7Il faut dire que L. Parisse relève le défi de concentrer en deux cents pages une matière qui mériterait plusieurs volumes. Comme l’annonce la quatrième de couverture, c’est sous l’angle de la philosophie et de la littérature qu’est menée cette étude, et les références, aussi pertinentes que nombreuses, ont le mérite d’inscrire Lagarce dans une histoire de la pensée, de la littérature et des pratiques théâtrales. Il faut bien admettre que cela a été fort peu le cas jusqu’à présent, comme si cet auteur avait surgi, tel un météore esseulé. L. Parisse replace cet écrivain dans la littérature européenne depuis le xviiie siècle, passant de Diderot au nouveau roman et au théâtre contemporain. Rappelant que Lagarce a fait des études de philosophie, elle montre l’influence de la phénoménologie sur son œuvre, textes de Heidegger et de Merleau-Ponty à l‘appui. La dimension spirituelle de ces pièces où les figures d’auteur entretiennent avec les autres personnages des liens tissés de violence et de passivité, est également mise en lumière grâce aux textes de Jeanne Guyon, de Heidegger et de Levinas (p. 122-124 et 145-150).

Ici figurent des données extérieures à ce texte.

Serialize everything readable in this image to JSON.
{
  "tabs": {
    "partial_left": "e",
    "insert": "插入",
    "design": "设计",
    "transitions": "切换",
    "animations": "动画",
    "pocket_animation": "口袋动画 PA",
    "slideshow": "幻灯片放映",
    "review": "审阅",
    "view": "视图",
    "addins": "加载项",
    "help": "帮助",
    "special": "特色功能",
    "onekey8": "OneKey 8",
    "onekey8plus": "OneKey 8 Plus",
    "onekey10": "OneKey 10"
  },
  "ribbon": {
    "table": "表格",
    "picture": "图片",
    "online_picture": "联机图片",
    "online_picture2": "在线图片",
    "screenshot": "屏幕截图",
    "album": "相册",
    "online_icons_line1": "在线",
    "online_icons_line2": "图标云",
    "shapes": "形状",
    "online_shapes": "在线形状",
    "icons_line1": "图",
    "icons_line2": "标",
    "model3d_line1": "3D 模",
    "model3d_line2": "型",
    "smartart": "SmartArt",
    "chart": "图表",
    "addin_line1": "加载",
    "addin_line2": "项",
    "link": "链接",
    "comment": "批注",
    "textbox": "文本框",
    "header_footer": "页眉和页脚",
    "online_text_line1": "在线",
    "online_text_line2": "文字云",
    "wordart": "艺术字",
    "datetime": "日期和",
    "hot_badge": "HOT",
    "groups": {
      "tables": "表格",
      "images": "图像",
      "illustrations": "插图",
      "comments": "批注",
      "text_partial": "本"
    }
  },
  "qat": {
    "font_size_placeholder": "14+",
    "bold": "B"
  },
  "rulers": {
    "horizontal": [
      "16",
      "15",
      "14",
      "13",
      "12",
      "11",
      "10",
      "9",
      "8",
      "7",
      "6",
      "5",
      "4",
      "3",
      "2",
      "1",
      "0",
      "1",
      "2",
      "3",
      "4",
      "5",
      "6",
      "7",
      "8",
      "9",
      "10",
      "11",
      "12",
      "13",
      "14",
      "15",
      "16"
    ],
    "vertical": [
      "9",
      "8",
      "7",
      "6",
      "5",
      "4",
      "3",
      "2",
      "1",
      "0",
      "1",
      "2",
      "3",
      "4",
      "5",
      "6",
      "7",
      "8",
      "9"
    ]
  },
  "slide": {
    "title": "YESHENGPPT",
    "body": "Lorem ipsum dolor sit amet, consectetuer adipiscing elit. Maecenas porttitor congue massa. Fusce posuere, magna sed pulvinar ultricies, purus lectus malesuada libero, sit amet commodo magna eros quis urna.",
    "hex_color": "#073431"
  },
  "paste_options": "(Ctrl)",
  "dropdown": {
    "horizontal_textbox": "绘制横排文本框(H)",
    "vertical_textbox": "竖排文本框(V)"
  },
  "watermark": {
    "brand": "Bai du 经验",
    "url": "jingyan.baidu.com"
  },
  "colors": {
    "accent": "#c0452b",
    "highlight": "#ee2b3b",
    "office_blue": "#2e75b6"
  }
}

Pour une réconciliation du théâtre & de la littérature

8C’est lorsqu’elle analyse les aspects dramaturgiques que L. Parisse dévoile l’étendue de sa culture littéraire et théâtrale. Elle montre notamment que le théâtre de Lagarce prolonge celui de Beckett — sur lequel elle a déjà publié un ouvrage en 2008 (La parole trouée. Beckett, Tardieu, Novarina) — tendant à « investir la scène d’une signification abstraite, liée à la thématique de l’attente et à l’envahissement du récit à l’imparfait, qui dénaturalisent la scénographie » et désincarnent les espaces-temps distincts et intervallaires, « entre nuit et jour, réalité et rêve, vérité et fiction, présent et passé, vie et mort » (p. 14-15). Son intimité avec l’œuvre de Novarina la rend sensible à un aspect souvent négligé de l’œuvre lagarcienne : son comique, qui relève d’une « esthétique de la foirade » (p. 65) Surtout, toute la troisième partie sur le hors-scène permet de situer clairement Lagarce dans le champ du théâtre contemporain, rappelant qu’à une époque où le texte tend à être déconsidéré, cet auteur a substitué la parole à l’action. Il a dès lors bouleversé la hiérarchie présence/absence au théâtre, privilégiant des personnages absents ou effacés, et des espaces-temps intermédiaires, dans une filiation qui passe par Maeterlinck et Beckett. Le théâtre lagarcien est un théâtre du monde au sens large, dans la mesure où tous les temps et tout l’espace, y compris l’au-delà, peuvent être convoqués avec le même degré de réalité, la maison, et en particulier la chambre, devenant la métonymie de personnages en carence d’être, qui résistent au pouvoir, comme chez Beckett et Kafka. Cette dialectique de la scène et du hors-scène renouvelle la fonction politique, sociale et métaphysique du théâtre. De L. Parisse, on pourrait dire ce qu’elle-même dit de Lagarce : elle « réconcilie théâtre et littérature, deux domaines qu’on s’emploie souvent aujourd’hui à séparer ». Elle rend, en conclusion, un hommage vibrant à cet auteur pour qui l’écrivain est celui qui prend le plus de risques (ainsi le voulait Blanchot). Elle formule le vœu que les metteurs en scène continuent de célébrer la fabrique du théâtre présente chez Lagarce sans oublier la beauté de la langue. Et nous laisse espérer un opus sur le sujet…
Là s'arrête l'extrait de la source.